Sara Dudman

‘”… discover existing, past and future environments…”

 Sara’s field notebook, December 2018


A short introduction to me and my practice….

I am an artist with an affinity for wilderness, a concern for environment and a need for community. I have a persistent curiosity about physical and conceptual relationships with the environment, especially in remote or rural locations.

I often use low-tech video footage as the source and starting point for reprocessing subjects through drawing and painting.  My interest lies in the potential inherent in the process of creating paintings rather than executing a pre-planned image.

In contrast to the over-saturated, heightened, screen-based reality through which we increasingly experience our environment, my paintings and drawings reclaim the world as a personal encounter of depth and complexity.


An outline of my SAW Development Project……

Somerset’s woodlands and forest are diverse and variously planted or naturally evolved. I am fascinated to learn more and use my practice to reveal and deepen my understanding of environmental relationships and encounters (specifically focussing on woodland management, industry and recreation). The changing nature and purpose of woodland and forest management echoes the changing relationships communities have with their landscapes more broadly.
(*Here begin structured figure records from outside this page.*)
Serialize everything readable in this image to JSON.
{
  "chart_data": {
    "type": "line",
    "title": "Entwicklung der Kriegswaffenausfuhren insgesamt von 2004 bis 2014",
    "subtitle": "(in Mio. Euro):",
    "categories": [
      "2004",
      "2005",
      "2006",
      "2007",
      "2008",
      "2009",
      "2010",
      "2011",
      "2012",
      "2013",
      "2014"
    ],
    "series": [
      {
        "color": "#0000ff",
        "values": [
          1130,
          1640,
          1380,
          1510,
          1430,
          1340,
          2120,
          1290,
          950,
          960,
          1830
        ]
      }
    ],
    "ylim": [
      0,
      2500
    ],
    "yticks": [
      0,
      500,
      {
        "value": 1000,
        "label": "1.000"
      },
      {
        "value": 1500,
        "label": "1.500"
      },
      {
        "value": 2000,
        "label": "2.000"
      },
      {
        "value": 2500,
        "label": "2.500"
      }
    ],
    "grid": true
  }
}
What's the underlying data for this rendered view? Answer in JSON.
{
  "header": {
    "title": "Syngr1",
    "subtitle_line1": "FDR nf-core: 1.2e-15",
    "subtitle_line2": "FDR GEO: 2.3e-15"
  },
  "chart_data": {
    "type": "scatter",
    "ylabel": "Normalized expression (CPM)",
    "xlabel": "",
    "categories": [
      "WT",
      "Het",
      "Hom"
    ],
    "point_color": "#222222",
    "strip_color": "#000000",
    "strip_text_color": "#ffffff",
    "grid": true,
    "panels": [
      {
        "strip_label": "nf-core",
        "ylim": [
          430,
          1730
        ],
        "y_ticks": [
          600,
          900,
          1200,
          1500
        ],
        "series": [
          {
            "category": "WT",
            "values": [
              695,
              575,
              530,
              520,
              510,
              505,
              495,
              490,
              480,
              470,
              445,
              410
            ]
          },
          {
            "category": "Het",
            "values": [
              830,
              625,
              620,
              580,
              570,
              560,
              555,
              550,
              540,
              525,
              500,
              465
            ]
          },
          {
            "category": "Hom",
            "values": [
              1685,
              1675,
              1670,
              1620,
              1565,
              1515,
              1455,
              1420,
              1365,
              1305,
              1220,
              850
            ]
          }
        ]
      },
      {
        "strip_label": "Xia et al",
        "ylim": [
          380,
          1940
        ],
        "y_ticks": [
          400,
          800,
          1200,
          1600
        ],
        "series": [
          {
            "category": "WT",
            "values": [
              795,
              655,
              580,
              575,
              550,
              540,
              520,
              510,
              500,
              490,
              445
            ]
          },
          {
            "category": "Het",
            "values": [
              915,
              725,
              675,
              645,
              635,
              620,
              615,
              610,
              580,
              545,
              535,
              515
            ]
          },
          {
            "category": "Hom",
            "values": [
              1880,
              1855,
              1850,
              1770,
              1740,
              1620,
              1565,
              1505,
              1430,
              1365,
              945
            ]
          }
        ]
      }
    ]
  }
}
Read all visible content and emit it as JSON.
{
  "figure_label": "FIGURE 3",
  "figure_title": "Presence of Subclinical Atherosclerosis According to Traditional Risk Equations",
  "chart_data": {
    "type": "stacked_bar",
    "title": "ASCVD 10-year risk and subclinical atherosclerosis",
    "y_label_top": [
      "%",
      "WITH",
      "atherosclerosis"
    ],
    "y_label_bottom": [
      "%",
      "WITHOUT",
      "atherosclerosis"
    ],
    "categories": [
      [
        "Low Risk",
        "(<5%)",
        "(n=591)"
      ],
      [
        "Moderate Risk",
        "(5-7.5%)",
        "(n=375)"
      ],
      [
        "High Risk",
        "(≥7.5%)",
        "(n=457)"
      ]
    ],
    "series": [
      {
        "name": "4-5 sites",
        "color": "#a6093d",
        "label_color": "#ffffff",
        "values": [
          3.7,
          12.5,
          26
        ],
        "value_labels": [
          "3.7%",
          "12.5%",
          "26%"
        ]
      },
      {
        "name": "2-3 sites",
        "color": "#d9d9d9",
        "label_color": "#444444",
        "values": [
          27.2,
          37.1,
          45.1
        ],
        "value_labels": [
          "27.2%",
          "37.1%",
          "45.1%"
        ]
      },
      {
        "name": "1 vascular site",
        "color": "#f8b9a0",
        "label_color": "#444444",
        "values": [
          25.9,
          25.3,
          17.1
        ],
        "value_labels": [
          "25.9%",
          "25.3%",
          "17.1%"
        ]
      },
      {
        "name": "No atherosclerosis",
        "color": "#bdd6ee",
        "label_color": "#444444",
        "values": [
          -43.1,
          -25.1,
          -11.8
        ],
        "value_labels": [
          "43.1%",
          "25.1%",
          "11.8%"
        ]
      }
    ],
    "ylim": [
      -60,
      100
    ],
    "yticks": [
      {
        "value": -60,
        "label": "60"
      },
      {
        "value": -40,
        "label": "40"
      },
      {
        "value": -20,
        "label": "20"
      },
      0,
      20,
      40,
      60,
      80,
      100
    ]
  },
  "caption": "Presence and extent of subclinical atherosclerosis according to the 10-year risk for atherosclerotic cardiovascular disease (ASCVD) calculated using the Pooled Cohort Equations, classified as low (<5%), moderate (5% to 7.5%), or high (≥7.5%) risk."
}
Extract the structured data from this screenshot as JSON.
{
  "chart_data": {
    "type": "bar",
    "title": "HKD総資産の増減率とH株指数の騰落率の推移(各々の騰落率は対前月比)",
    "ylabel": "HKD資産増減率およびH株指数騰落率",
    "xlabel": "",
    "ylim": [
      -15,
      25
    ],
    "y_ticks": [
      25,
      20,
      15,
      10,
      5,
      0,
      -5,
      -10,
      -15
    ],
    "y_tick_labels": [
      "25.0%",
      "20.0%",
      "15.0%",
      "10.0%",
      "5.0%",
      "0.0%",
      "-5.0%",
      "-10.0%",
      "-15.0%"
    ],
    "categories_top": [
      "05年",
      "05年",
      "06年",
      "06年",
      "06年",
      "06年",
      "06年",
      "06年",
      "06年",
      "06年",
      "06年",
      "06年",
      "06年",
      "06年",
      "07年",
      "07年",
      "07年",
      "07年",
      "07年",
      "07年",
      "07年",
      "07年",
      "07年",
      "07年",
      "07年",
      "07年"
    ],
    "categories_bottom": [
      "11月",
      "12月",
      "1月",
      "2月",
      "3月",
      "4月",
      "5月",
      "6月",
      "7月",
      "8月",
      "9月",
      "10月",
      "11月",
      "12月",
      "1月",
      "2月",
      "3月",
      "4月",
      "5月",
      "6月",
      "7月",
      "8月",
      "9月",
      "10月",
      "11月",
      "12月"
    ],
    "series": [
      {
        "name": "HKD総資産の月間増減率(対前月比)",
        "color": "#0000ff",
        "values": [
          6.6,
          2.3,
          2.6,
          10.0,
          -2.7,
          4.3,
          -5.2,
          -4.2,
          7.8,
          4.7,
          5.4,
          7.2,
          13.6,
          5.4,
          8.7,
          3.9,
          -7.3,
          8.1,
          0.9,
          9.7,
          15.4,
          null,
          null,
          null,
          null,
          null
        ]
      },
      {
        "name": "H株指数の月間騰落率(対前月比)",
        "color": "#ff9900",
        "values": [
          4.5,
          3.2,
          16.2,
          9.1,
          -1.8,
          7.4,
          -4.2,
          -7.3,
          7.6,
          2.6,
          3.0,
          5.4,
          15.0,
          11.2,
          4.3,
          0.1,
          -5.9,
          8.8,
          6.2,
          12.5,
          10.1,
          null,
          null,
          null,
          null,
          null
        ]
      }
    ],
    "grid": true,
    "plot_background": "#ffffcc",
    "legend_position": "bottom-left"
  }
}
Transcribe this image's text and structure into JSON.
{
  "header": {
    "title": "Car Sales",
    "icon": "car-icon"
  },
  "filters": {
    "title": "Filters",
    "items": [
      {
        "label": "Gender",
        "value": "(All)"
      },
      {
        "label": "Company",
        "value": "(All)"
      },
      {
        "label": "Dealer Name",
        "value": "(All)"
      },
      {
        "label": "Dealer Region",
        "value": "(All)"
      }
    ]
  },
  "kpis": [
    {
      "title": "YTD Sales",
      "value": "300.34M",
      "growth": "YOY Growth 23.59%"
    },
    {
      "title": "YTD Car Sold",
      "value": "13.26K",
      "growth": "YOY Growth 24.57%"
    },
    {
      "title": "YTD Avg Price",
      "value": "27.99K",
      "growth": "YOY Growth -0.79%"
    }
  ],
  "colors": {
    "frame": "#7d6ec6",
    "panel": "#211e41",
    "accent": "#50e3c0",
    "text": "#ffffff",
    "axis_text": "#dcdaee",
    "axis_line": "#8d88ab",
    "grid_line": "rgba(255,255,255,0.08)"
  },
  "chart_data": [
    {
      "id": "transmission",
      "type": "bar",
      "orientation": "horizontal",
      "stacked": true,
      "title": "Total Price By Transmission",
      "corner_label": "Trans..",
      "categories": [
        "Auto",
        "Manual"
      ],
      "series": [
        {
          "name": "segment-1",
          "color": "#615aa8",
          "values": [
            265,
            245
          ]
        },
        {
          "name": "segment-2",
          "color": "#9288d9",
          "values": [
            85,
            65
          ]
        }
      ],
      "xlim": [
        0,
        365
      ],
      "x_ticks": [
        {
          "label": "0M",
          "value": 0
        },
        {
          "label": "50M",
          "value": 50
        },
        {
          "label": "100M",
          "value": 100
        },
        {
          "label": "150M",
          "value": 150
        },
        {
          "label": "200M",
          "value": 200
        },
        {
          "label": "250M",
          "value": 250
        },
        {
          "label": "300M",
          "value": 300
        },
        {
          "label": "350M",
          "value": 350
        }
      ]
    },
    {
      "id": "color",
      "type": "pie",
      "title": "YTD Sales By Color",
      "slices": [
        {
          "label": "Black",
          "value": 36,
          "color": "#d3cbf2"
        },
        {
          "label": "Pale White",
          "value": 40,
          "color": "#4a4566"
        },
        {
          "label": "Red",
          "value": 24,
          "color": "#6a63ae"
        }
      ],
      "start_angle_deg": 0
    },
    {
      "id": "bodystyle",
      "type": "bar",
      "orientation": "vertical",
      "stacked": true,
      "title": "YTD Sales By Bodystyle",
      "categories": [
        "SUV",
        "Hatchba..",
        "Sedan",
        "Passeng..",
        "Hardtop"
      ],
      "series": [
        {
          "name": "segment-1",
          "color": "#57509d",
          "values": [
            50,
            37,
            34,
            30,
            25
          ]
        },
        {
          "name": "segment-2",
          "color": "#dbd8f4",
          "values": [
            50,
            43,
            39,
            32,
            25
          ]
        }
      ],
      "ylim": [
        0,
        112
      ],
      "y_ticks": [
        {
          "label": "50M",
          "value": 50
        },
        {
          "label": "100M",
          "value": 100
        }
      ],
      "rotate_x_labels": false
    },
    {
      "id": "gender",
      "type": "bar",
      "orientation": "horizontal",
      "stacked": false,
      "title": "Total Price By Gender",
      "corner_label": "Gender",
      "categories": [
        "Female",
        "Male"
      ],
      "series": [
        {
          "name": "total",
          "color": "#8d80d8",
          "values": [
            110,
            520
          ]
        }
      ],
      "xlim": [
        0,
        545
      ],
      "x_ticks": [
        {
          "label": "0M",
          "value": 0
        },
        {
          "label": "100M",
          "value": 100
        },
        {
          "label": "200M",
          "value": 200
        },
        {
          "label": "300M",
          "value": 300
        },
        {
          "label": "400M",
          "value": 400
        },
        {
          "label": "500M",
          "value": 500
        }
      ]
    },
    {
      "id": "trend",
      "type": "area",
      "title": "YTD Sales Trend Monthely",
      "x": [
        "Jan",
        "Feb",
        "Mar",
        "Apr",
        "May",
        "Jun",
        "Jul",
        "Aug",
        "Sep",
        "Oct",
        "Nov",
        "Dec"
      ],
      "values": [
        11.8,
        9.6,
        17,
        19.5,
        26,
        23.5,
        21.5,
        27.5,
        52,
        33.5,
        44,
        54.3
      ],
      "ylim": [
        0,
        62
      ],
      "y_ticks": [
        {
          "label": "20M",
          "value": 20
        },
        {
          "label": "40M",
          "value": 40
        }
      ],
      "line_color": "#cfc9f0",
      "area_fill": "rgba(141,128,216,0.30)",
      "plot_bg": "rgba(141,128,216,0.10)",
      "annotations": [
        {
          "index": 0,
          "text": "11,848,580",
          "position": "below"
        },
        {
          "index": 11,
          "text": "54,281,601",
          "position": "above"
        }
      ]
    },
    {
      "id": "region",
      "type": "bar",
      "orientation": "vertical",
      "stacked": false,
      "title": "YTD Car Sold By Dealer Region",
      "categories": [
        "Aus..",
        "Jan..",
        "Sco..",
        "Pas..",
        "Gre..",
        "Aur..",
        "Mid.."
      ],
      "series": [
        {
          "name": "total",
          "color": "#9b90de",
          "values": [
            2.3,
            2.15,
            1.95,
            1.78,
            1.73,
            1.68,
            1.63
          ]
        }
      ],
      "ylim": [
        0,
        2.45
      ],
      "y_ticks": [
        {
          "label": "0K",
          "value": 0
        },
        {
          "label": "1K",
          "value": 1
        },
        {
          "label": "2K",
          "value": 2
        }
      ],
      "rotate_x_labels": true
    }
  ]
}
Metaphor is employed consistently in my works to interpret relationships with and observations of the natural environment. I will explore notions of ‘permanence and impermanence’ and the ‘substance and essence’ of the forests.

Reinterpreting video footage is a process of digesting and re-forming an original site-specific experience, combining logic, skill, intuition and emotion. I will gather video footage, together with microscopic and other photographic imagery to use as sources for evolving my existing working methods. My previous practice, focussing on coastal relationships mirror many of the encounters with woodlands.

My enquiry will test the unique potential for paint and gesture in reprocessing, analysing and reinterpreting source material. I hope to create empirical evidence of the relevance of the process of painting and drawing as methods of subverting rational, literal or analytical responses to subjects and objects. The act of making paintings is inherently instinctive, intuitive and spontaneous.